A registrare l’aumento più consistente sono i pagamenti da smartphone e da oggetti indossabili («wearable payments»), che superano i 7 miliardi di euro, raddoppiando il loro valore rispetto al 2020 (+106%). Nonostante il boom dell’ultimo anno, però, l’Italia resta ancora agli ultimi posti in Europa per diffusione dei pagamenti digitali. Dei 27 membri Ue, il nostro Paese è al 25esimo posto, davanti a Romania e Bulgaria, per numero di transazioni elettroniche. Una resistenza che è in parte culturale, in parte dovuta alla scarsa conoscenza di questi strumenti.
«Il 76% degli utenti che hanno provato i pagamenti digitali nell’ultimo anno dichiarano che continueranno a utilizzarli – evidenzia Asaro –. La resistenza a questi strumenti, dunque, è anche un fattore psicologico». Tra chi guarda con sospetto ai pagamenti digitali sono due le questioni che emergono con più insistenza: la sicurezza e il costo elevato.

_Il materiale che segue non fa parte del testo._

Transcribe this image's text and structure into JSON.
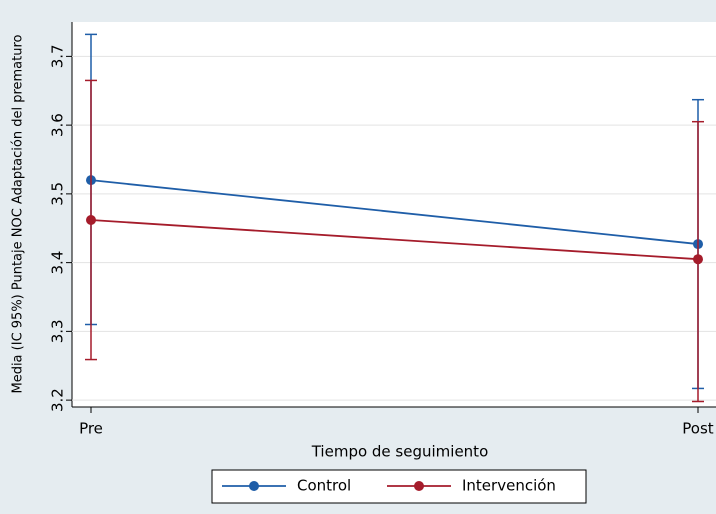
{
  "chart_data": {
    "type": "line",
    "categories": [
      "Pre",
      "Post"
    ],
    "series": [
      {
        "name": "Control",
        "color": "#1f5ea8",
        "values": [
          3.52,
          3.427
        ],
        "lower": [
          3.31,
          3.217
        ],
        "upper": [
          3.732,
          3.637
        ]
      },
      {
        "name": "Intervención",
        "color": "#a51c2b",
        "values": [
          3.462,
          3.405
        ],
        "lower": [
          3.259,
          3.198
        ],
        "upper": [
          3.665,
          3.605
        ]
      }
    ],
    "ylabel": "Media (IC 95%) Puntaje NOC Adaptación del prematuro",
    "xlabel": "Tiempo de seguimiento",
    "ylim": [
      3.19,
      3.75
    ],
    "yticks": [
      3.2,
      3.3,
      3.4,
      3.5,
      3.6,
      3.7
    ],
    "grid": true,
    "legend": "bottom"
  }
}
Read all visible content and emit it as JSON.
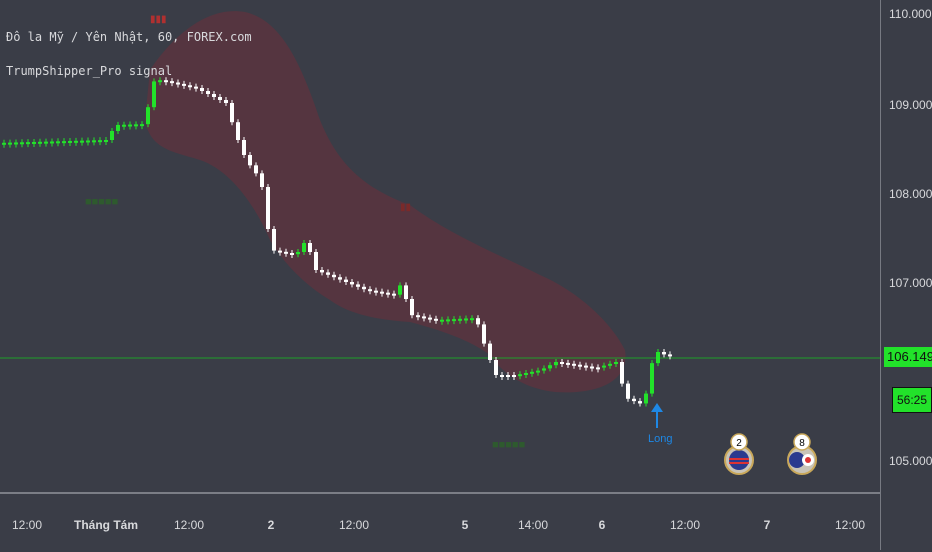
{
  "legend": {
    "symbol_line": "Đô la Mỹ / Yên Nhật, 60, FOREX.com",
    "indicator_line": "TrumpShipper_Pro signal"
  },
  "price_axis": {
    "ticks": [
      "110.000",
      "109.000",
      "108.000",
      "107.000",
      "105.000"
    ],
    "current_price": "106.149",
    "countdown": "56:25"
  },
  "time_axis": {
    "ticks": [
      "12:00",
      "Tháng Tám",
      "12:00",
      "2",
      "12:00",
      "5",
      "14:00",
      "6",
      "12:00",
      "7",
      "12:00"
    ]
  },
  "signals": {
    "long_label": "Long"
  },
  "events": [
    {
      "count": "2"
    },
    {
      "count": "8"
    }
  ],
  "colors": {
    "background": "#3a3d47",
    "up_candle": "#22e22a",
    "down_candle": "#ffffff",
    "cloud": "#6b2f3a",
    "price_line": "#1f9e2a",
    "long_signal": "#1e88e5"
  }
}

Secondo il direttore dell’Osservatorio del Politecnico, però, non sono altro che miti da sfatare. «Fino a qualche anno fa un esercente doveva pagare una percentuale fissa e una variabile per ogni transazione. E questo effettivamente era sconveniente – ammette Asaro –. Negli ultimi anni si è fatto un grande lavoro per togliere tutti questi svantaggi, ma molti commercianti non sanno che i loro contratti oggi hanno condizioni molto più vantaggiose».

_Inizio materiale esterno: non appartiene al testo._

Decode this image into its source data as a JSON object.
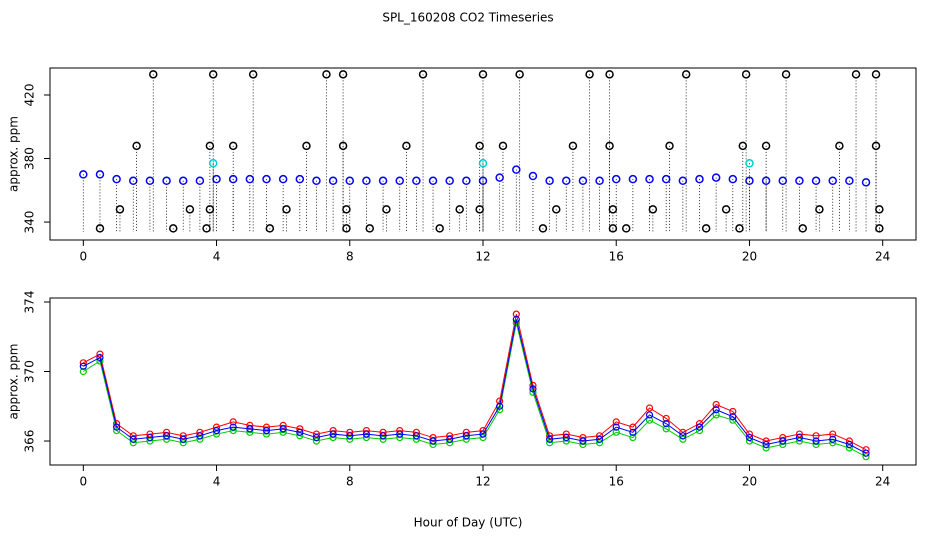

In ogni caso, la strada è stata imboccata. E i pagamenti digitali continuano a crescere. Al punto che vale la pena iniziare a chiedersi se riusciranno mai a rimpiazzare del tutto i metodi più tradizionali. «La strada per arrivare allo zero contante è ancora lunga. Ci sarà sempre una parte di popolazione, o una serie di occasioni d’uso, in cui il contante rimarrà la prima opzione disponibile », ragiona Asaro. L’obiettivo di medio termine da tenere d’occhio, però, è un altro: il giorno in cui il totale dei pagamenti elettronici supererà il totale di quelli in contanti. «Nel 2021, il 38% dei consumi in Italia è avvenuto tramite pagamenti elettronici – precisa Asaro –. Se manteniamo queste percentuali di crescita, il superamento dei pagamenti digitali sul contante potrebbe avvenire già nei prossimi tre anni».